Twenty years later. You’re still not Spielberg, but somehow you’re still creating.

You’re better than you’ve ever been.

But you’re chasing what you had when you made your first film.


The naivety.
The stupidity.
The big heart.

The romance of the first movie.

You really nailed something in those early projects.

It’s not that they deserved Oscars, but you spoke from your heart. You announced to your home town and to everyone who worked in the same shop as you that “hey I’m a filmmaker.”

Some people were jealous.
Some ridiculed you.
Some asked when you’ll get a real job.
Some said “you can film at my Nan’s house.”

All of these people are important. The doubters are wrong, but they’re also right, because you have no idea what you’re doing.
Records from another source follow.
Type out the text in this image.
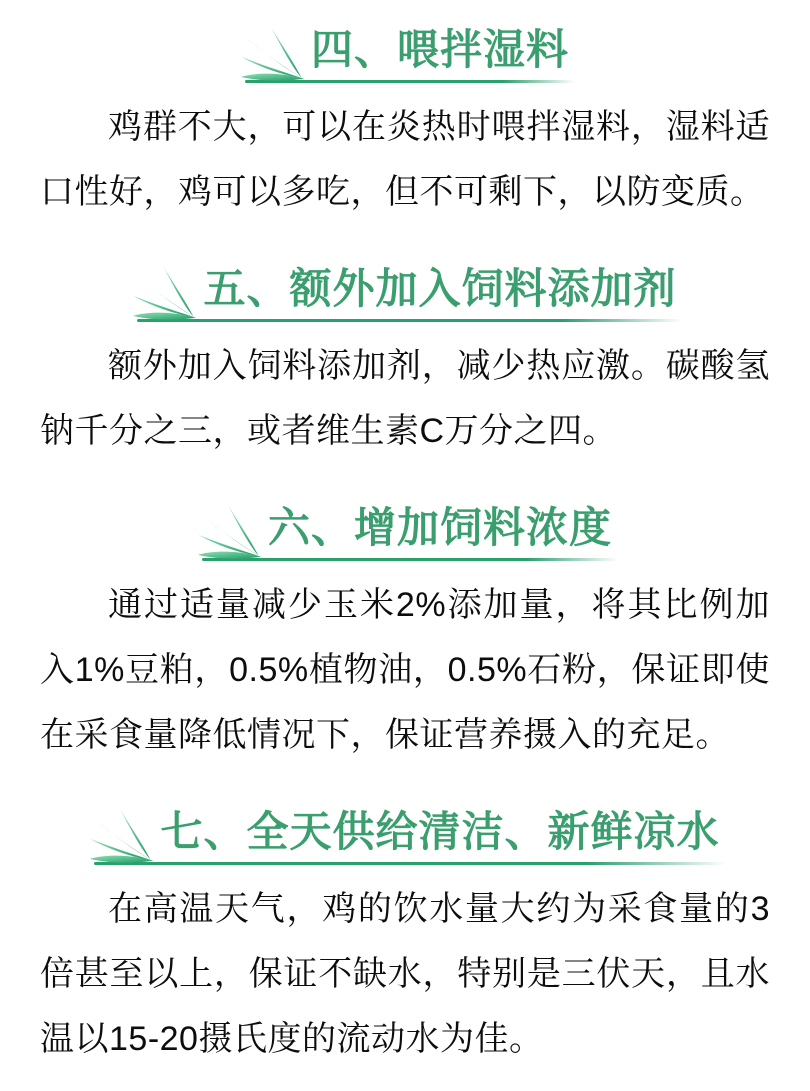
四、喂拌湿料

鸡群不大，可以在炎热时喂拌湿料，湿料适口性好，鸡可以多吃，但不可剩下，以防变质。

五、额外加入饲料添加剂

额外加入饲料添加剂，减少热应激。碳酸氢钠千分之三，或者维生素C万分之四。

六、增加饲料浓度

通过适量减少玉米2%添加量，将其比例加入1%豆粕，0.5%植物油，0.5%石粉，保证即使在采食量降低情况下，保证营养摄入的充足。

七、全天供给清洁、新鲜凉水

在高温天气，鸡的饮水量大约为采食量的3倍甚至以上，保证不缺水，特别是三伏天，且水温以15-20摄氏度的流动水为佳。
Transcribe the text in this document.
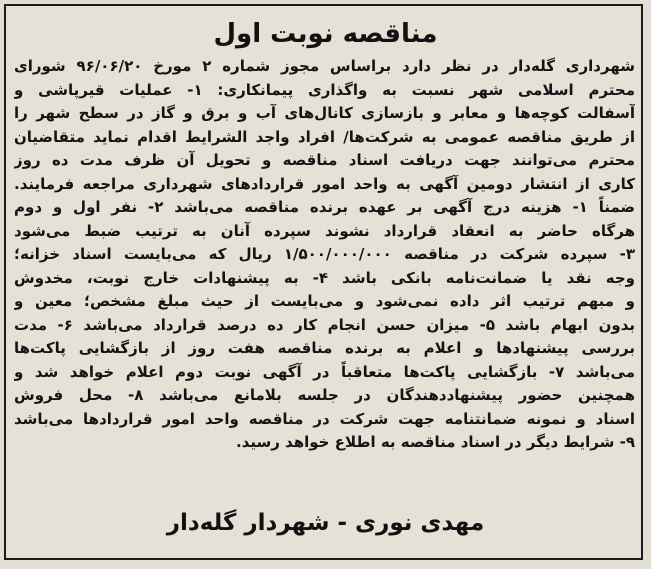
مناقصه نوبت اول
شهرداری گله‌دار در نظر دارد براساس مجوز شماره ۲ مورخ ۹۶/۰۶/۲۰ شورای
محترم اسلامی شهر نسبت به واگذاری پیمانکاری: ۱- عملیات قیرپاشی و
آسفالت کوچه‌ها و معابر و بازسازی کانال‌های آب و برق و گاز در سطح شهر را
از طریق مناقصه عمومی به شرکت‌ها/ افراد واجد الشرایط اقدام نماید متقاضیان
محترم می‌توانند جهت دریافت اسناد مناقصه و تحویل آن ظرف مدت ده روز
کاری از انتشار دومین آگهی به واحد امور قراردادهای شهرداری مراجعه فرمایند.
ضمناً ۱- هزینه درج آگهی بر عهده برنده مناقصه می‌باشد ۲- نفر اول و دوم
هرگاه حاضر به انعقاد قرارداد نشوند سپرده آنان به ترتیب ضبط می‌شود
۳- سپرده شرکت در مناقصه ۱/۵۰۰/۰۰۰/۰۰۰ ریال که می‌بایست اسناد خزانه؛
وجه نقد یا ضمانت‌نامه بانکی باشد ۴- به پیشنهادات خارج نوبت، مخدوش
و مبهم ترتیب اثر داده نمی‌شود و می‌بایست از حیث مبلغ مشخص؛ معین و
بدون ابهام باشد ۵- میزان حسن انجام کار ده درصد قرارداد می‌باشد ۶- مدت
بررسی پیشنهادها و اعلام به برنده مناقصه هفت روز از بازگشایی پاکت‌ها
می‌باشد ۷- بازگشایی پاکت‌ها متعاقباً در آگهی نوبت دوم اعلام خواهد شد و
همچنین حضور پیشنهاددهندگان در جلسه بلامانع می‌باشد ۸- محل فروش
اسناد و نمونه ضمانتنامه جهت شرکت در مناقصه واحد امور قراردادها می‌باشد
۹- شرایط دیگر در اسناد مناقصه به اطلاع خواهد رسید.
مهدی نوری - شهردار گله‌دار
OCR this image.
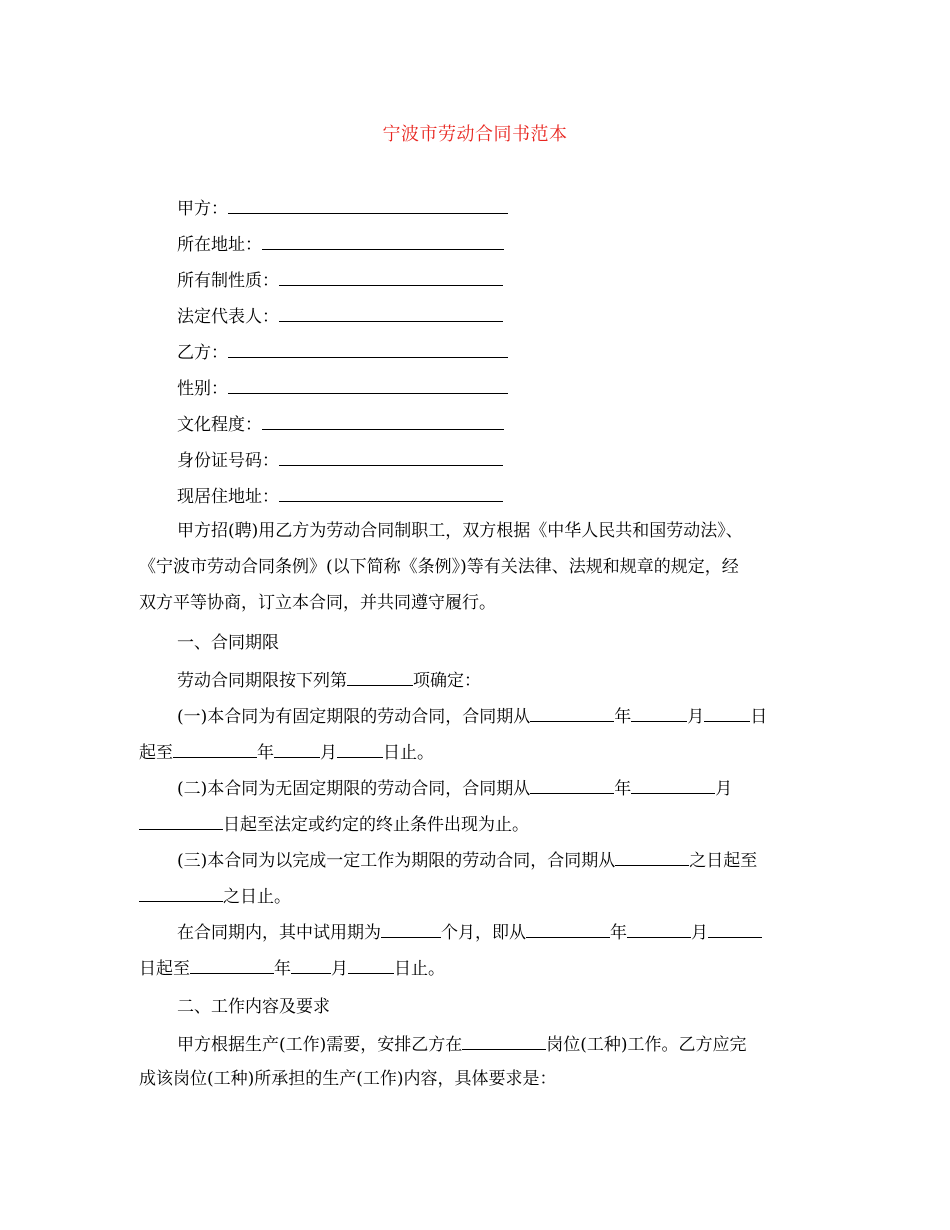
宁波市劳动合同书范本
甲方：
所在地址：
所有制性质：
法定代表人：
乙方：
性别：
文化程度：
身份证号码：
现居住地址：
甲方招(聘)用乙方为劳动合同制职工，双方根据《中华人民共和国劳动法》、
《宁波市劳动合同条例》(以下简称《条例》)等有关法律、法规和规章的规定，经
双方平等协商，订立本合同，并共同遵守履行。
一、合同期限
劳动合同期限按下列第	项确定：
(一)本合同为有固定期限的劳动合同，合同期从	年	月	日
起至	年	月	日止。
(二)本合同为无固定期限的劳动合同，合同期从	年	月
日起至法定或约定的终止条件出现为止。
(三)本合同为以完成一定工作为期限的劳动合同，合同期从	之日起至
之日止。
在合同期内，其中试用期为	个月，即从	年	月
日起至	年 月	日止。
二、工作内容及要求
甲方根据生产(工作)需要，安排乙方在	岗位(工种)工作。乙方应完
成该岗位(工种)所承担的生产(工作)内容，具体要求是：
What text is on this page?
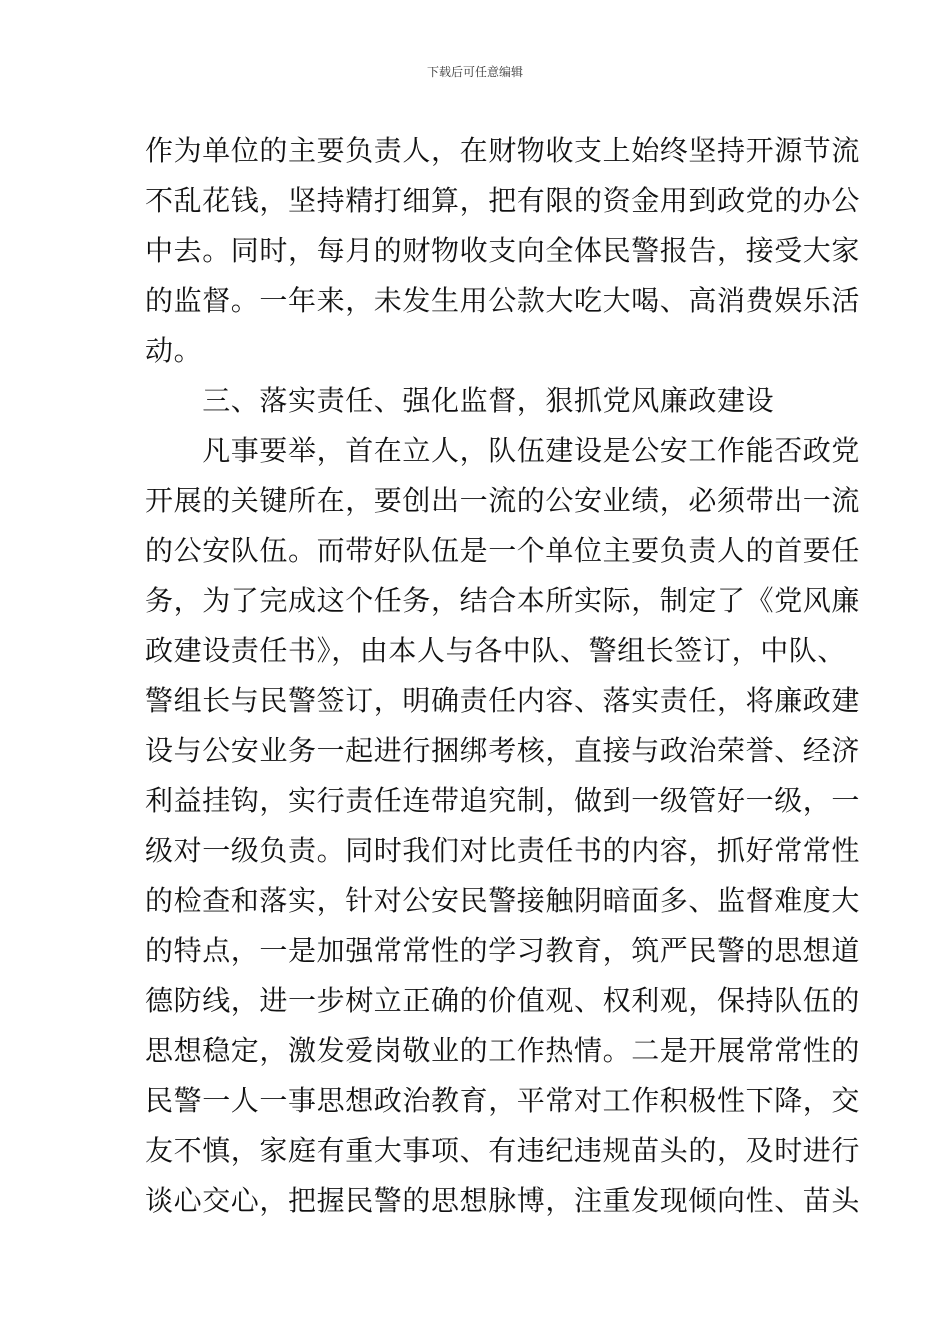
下载后可任意编辑
作为单位的主要负责人，在财物收支上始终坚持开源节流
不乱花钱，坚持精打细算，把有限的资金用到政党的办公
中去。同时，每月的财物收支向全体民警报告，接受大家
的监督。一年来，未发生用公款大吃大喝、高消费娱乐活
动。
　　三、落实责任、强化监督，狠抓党风廉政建设
　　凡事要举，首在立人，队伍建设是公安工作能否政党
开展的关键所在，要创出一流的公安业绩，必须带出一流
的公安队伍。而带好队伍是一个单位主要负责人的首要任
务，为了完成这个任务，结合本所实际，制定了《党风廉
政建设责任书》，由本人与各中队、警组长签订，中队、
警组长与民警签订，明确责任内容、落实责任，将廉政建
设与公安业务一起进行捆绑考核，直接与政治荣誉、经济
利益挂钩，实行责任连带追究制，做到一级管好一级，一
级对一级负责。同时我们对比责任书的内容，抓好常常性
的检查和落实，针对公安民警接触阴暗面多、监督难度大
的特点，一是加强常常性的学习教育，筑严民警的思想道
德防线，进一步树立正确的价值观、权利观，保持队伍的
思想稳定，激发爱岗敬业的工作热情。二是开展常常性的
民警一人一事思想政治教育，平常对工作积极性下降，交
友不慎，家庭有重大事项、有违纪违规苗头的，及时进行
谈心交心，把握民警的思想脉博，注重发现倾向性、苗头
The first project is easy, because you think you know it all. Even though you don’t know how to change a camera lense, you know your favourite director’s work inside out so you think you have what it takes.

Your second film is good and so is your third.

Shouldn’t you be famous by now?

No, because you don’t know what you’re doing.


But you’re starting to learn.

And you get better and better but also, worse and worse.

You learn about plot structure, you learn how to market your film and you figure out how to win a film festival.

And people start to pay you to do things.

But what you really want, is to go back twenty years.

When your best friend snuck you into his workplace so you could film, both of you knowing he’d get fired if the boss showed up.

To the days when somehow you and everyone had the time to do an overnight shoot, four nights in a row, for a film that would never be seen by anyone apart from your parents, the people you work with at your retail job and some girl or boy you like who for some reason may be encouraging but doesn’t quite believe in you as much as you need.

CUT TO:

Today.

You’re you.

You’re still here.

You’re still creating.

And young people ask you for advice because they see you have experience or have won an award or because you have more Twitter followers than them.

But you know deep down that you should be asking THEM for advice. Because they’re IN THAT ZONE. They’re young, they’re stupid, they have absolutely no idea how to do anything.

But they just made a decision.

They said, “I’m a filmmaker.”

They’re in their hometown, filming a badly written horror film at their aunts house. And it’ll be one of the best experiences they’ll ever have.